E-cigs popular with teens, but few are regular users
AFP
April 15, 2015 07:32 MYT
April 15, 2015 07:32 MYT
In the biggest survey of its kind, British researchers reported Wednesday that e-cigarettes are popular with young adolescents, but few who try them become regular users.
Of those who do use them regularly, most are also tobacco smokers, they added.
Just 1.5 percent of schoolchildren aged 11-16 said they used e-cigarettes regularly, a term defined as at least once a month, according to their study, published in the journal BMJ Open.
The probe touches on one of the most contested areas of e-cigarettes, whose rise has spurred a verbal battle between defenders and promoters.
E-cigarettes are battery-powered devices that heat up a liquid containing nicotine and artificial flavouring.
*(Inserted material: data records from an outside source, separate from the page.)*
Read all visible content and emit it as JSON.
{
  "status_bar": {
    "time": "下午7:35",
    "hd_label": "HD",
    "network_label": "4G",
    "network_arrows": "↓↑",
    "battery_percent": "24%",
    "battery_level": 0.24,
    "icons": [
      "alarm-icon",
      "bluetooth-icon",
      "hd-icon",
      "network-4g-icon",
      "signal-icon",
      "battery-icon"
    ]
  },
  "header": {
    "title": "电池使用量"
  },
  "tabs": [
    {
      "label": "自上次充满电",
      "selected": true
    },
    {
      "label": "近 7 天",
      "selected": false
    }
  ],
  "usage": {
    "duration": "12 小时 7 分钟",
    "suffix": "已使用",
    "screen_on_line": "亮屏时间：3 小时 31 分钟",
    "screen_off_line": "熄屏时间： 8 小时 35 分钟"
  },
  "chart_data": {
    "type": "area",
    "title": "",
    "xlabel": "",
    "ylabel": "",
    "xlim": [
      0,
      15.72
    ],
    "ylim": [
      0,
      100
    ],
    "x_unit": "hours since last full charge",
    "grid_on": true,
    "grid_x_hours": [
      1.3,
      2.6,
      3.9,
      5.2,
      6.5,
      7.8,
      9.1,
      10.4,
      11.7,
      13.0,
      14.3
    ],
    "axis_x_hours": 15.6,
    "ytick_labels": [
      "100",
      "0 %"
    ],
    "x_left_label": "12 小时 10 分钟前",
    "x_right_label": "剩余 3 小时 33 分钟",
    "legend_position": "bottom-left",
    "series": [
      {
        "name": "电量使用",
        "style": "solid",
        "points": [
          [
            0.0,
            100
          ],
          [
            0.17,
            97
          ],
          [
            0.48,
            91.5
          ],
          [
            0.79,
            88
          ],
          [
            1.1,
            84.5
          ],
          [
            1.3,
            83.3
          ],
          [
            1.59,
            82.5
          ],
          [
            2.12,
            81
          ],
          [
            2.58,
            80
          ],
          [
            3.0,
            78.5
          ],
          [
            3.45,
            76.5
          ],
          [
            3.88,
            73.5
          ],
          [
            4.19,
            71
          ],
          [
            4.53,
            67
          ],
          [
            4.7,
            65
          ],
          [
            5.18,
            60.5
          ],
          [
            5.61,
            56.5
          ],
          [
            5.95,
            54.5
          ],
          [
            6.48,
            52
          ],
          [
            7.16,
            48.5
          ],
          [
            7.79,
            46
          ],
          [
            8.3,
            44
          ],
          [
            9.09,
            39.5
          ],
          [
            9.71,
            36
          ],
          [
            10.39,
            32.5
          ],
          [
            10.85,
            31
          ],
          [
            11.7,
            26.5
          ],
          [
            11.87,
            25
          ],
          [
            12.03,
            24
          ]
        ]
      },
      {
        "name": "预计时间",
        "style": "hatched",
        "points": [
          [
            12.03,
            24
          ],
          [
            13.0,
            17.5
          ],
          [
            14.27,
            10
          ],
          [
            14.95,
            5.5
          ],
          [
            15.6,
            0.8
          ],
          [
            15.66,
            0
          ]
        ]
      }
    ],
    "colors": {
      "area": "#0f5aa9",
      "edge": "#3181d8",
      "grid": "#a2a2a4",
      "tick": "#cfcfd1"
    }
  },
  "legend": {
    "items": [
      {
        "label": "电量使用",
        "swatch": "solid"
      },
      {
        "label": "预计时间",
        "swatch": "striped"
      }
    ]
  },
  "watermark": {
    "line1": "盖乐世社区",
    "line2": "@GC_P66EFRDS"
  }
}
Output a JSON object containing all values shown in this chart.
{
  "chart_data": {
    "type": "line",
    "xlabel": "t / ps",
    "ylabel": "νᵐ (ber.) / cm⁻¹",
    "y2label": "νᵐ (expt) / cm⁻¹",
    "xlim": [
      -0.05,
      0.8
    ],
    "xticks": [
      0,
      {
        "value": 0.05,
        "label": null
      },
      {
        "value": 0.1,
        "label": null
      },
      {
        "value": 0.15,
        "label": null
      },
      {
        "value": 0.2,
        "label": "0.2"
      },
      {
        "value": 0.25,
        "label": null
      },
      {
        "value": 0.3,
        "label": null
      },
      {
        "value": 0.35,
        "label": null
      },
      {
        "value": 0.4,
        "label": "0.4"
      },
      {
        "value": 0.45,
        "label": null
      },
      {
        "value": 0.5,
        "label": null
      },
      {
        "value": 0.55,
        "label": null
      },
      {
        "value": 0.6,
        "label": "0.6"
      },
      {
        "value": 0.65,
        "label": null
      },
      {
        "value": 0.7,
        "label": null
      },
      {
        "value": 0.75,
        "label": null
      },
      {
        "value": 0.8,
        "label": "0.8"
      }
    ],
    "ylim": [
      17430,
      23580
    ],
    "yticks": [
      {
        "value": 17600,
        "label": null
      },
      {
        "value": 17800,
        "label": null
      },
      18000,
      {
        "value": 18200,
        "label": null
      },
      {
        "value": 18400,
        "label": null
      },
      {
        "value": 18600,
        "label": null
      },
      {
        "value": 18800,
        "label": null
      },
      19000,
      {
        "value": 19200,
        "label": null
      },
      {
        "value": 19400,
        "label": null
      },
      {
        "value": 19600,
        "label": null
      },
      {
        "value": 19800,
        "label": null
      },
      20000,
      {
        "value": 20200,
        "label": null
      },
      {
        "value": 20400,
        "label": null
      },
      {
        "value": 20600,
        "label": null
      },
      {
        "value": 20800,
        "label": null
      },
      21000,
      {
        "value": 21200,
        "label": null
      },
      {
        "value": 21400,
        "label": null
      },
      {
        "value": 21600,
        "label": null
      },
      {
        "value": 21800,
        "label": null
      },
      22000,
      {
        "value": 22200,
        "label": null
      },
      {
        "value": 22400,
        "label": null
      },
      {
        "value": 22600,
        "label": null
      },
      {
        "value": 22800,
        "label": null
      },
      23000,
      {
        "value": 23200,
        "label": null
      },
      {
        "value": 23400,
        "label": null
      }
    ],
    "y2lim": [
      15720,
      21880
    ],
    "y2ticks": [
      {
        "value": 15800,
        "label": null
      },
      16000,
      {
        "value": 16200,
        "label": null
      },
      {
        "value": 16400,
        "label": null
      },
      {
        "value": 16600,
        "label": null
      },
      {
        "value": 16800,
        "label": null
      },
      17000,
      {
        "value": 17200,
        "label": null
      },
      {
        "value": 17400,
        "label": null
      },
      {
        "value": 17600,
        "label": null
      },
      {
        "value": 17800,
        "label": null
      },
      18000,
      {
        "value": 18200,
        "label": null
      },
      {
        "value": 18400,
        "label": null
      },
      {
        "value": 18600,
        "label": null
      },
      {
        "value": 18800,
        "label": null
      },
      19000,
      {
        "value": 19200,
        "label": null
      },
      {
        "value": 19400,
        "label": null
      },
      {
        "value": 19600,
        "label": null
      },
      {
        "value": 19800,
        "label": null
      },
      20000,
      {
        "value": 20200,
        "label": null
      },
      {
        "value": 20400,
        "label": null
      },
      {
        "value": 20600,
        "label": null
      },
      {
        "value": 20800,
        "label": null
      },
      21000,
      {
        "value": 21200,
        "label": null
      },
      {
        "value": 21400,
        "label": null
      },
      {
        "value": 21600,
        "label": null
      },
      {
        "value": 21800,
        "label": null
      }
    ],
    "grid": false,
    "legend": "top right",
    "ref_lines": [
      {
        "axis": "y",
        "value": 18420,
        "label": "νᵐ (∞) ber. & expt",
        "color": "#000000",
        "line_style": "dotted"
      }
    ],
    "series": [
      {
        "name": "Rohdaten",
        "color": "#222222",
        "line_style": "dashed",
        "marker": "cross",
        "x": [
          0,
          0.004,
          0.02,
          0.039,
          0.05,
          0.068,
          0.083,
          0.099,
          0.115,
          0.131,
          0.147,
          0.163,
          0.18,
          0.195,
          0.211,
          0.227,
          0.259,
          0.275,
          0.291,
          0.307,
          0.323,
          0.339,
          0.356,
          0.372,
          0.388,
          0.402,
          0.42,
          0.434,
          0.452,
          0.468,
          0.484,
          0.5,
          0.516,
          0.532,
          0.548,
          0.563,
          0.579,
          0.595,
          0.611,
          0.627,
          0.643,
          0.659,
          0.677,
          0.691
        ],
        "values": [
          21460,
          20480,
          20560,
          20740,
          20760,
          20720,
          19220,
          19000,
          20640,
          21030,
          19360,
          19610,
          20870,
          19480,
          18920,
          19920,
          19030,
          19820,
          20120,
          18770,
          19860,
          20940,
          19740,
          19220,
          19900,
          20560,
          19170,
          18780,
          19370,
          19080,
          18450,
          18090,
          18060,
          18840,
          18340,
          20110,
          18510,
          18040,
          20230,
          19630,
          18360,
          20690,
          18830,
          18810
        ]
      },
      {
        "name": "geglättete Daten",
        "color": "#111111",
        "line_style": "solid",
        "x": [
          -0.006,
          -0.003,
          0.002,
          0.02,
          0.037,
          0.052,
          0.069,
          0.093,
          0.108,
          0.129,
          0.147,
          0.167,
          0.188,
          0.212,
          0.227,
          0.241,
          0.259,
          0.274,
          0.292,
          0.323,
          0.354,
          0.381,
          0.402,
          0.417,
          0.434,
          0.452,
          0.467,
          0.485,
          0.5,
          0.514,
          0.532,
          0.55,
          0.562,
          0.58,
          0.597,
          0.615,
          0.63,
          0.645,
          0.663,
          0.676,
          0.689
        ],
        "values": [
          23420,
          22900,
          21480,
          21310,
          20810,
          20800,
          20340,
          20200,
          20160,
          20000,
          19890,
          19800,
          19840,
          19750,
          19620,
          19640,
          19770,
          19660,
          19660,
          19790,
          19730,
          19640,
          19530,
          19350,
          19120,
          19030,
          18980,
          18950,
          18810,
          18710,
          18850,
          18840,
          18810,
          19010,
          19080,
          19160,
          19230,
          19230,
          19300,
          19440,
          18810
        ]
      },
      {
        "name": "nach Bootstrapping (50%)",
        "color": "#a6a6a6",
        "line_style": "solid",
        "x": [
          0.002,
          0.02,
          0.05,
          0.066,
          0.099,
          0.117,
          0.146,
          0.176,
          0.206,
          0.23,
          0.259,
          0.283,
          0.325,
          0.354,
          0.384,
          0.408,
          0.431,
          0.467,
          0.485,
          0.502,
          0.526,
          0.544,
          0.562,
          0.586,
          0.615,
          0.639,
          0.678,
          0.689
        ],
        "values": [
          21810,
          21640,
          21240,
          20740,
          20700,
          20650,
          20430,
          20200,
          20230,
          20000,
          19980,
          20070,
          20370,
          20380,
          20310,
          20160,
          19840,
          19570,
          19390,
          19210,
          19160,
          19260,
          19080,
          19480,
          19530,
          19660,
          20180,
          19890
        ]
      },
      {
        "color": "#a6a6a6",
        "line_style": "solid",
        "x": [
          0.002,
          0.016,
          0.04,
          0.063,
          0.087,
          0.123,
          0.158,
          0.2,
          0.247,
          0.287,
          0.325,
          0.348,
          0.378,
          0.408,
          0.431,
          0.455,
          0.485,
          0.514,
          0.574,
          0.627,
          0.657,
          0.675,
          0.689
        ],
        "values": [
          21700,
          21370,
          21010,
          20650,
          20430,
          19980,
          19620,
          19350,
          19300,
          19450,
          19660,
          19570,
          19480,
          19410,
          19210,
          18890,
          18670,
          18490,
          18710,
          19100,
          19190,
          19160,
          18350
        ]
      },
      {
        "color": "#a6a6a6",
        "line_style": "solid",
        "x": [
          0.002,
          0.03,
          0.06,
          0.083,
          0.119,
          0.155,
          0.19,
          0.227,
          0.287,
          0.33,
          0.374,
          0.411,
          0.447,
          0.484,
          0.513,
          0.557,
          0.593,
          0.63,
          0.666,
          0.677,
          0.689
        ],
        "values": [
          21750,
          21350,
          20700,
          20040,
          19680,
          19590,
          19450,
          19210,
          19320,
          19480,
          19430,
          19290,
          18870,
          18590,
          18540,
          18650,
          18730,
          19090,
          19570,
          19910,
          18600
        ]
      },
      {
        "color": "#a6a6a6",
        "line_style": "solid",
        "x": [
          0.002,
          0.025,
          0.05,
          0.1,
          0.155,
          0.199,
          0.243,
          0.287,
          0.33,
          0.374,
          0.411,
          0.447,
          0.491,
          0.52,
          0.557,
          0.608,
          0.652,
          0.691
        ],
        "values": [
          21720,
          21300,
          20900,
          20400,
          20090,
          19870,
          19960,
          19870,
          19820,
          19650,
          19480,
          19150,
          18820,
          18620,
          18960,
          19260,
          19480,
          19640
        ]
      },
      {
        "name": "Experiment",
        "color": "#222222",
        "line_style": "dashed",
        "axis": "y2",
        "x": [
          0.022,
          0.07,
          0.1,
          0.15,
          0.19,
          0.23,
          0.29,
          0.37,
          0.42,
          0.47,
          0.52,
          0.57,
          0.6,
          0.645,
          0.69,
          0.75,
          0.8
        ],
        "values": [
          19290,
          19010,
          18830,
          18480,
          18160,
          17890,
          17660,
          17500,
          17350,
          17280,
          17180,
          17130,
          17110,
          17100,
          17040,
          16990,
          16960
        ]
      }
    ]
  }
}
The vapour is inhaled -- "vaped" -- much like a cigarette.
In the last few years, health watchdogs have been embroiled in debate as to whether the gadgets are safe or addictive.
The study did not focus on the safety issue, but pointed to evidence that, so far, addiction did not seem to be a problem.
Nor, according to the replies recorded in the survey, do e-cigarettes seem to be a gateway to smoking.
"E-cigarettes are unlikely to make a major direct contribution to adolescent nicotine addiction at present," the paper said.
The findings are based on two "nationally representative" surveys in Wales, in which two batches of children -- 1,601 aged 10 to 11 and 9,055 aged 11 to 16 -- were questioned about their use of e-cigarettes.
Use of e-cigarettes at least once was more common than having smoked an ordinary cigarette in every age group except the oldest category, the 15- to 16-year-olds.
Among the 10- to 11-year-olds, 5.8 percent said they had tried e-cigs, several times more than those (1.6 percent) who had tried tobacco.
Among the 11- to 16-year-olds, 12.3 percent said they had tried the device.
But among regular users, there was a strong association with smoking cigarettes -- which implies teens are not using the device as an aid to give up tobacco -- as well as cannabis.
The study admitted to some limitations, such as the accuracy of self-reported use of e-cigarettes, and differences in questionnaire wording for the two batches of children.
Less harmful?
Independent commentators said the picture tallied with other research that suggests only a tiny portion of non-smoking youngsters go on to regularly use e-cigarettes after trying one.
"It shows what we might predict," David Nutt, a professor of neuropsychopharmacology at Imperial College London, told Britain's Science Media Centre.
"My personal view is that e-cigarettes are unlikely to be remotely as harmful as cigarettes. Even if everyone used e-cigarettes, the burden of harm would be less than that of current cigarette smoking."
Linda Bauld, a professor of health policy at the University of Stirling, Scotland, said that laws governing nicotine-dosed e-cigarettes were important.
"However it may be time to move on from the moral panic that e-cigarette experimentation in young people elicits among some," said Bauld.
Speaking at an anti-tobacco conference in Abu Dhabi last month, World Health Organization (WHO) chief Margaret Chan voiced support for governments that ban or regulate e-cigarettes.
"Non-smoking is the norm, and e-cigarettes will derail that normality thinking, because it will attract especially young people to take up smoking," said Chan. "So I do not support that."